Si spinge in avanti, muovendosi lentamente come una tigre in agguato. Si posiziona in ginocchio in mezzo alle mie gambe. Seduto sui talloni, si fa largo tra le dune di schiuma rossa per iniziare a lavarmi con una piccola spugna iridescente sbucata da qualche parte. E' ad un soffio dal mio viso e continua a sorridere, sorridere senza dire una parola. 

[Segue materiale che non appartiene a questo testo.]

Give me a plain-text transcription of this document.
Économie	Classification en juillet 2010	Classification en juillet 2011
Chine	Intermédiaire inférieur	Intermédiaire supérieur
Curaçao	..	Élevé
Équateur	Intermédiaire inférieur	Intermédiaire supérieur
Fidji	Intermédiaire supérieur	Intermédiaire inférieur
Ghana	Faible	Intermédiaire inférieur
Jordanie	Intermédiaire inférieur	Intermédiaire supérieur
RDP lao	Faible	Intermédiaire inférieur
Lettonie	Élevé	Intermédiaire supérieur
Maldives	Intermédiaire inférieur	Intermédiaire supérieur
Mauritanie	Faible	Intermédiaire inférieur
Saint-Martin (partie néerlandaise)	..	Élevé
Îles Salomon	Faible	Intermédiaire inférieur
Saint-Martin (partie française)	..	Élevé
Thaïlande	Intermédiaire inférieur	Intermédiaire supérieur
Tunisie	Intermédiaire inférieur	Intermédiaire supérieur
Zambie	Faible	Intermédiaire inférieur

<<Richard, hai fatto una cosa bellissima per me, non smetterò mai di ringraziarti. Un evento organizzato in così poco tempo, non ti facevo così perfezionista. Grazie.>>
<<Non devi farlo, dovevo farmi perdonare con qualcosa di eclatante. Mi sei sparita per una settimana!>>
<<Mi dispiace, ero così... Non voglio sminuirti ma, come hai fatto con i soldi? La scenografia lasciava senza fiato>>, sorride e abbassa gli occhi mentre inizia a massaggiarmi con la spugna dal collo verso il basso. L'acqua scivola lentamente, incanalandosi nelle pieghe e nelle ossa come una piccola sorgente.
<<Ricordi? Ti avevo accennato ad un lavoro che mi aveva commissionato il Sig. Sebastien. Beh era una serie che ho realizzato in una sola notte e quando l'ho consegnata prima del previsto sono stato pagato bene. Benissimo>>, sbatte le palpebre incredulo. <<Non avevo mai considerato fino in fondo il valore dei soldi. Sono passato da un estremo all'altro senza vie di mezzo>>. Il suo dolcissimo mormorio si confonde con l'ondeggiare dell'acqua dentro la vasca, al ritmo dei piccoli movimenti che la sua mano compie per lavarmi. 
Rimango in silenzio, cercando di contenere l'improvviso attacco di domande al bersaglio che vorrei porgli. 
Rimango zitta, perché mi impongo di ascoltare tutto quello che sente di tirare fuori in un momento che reputa giusto. 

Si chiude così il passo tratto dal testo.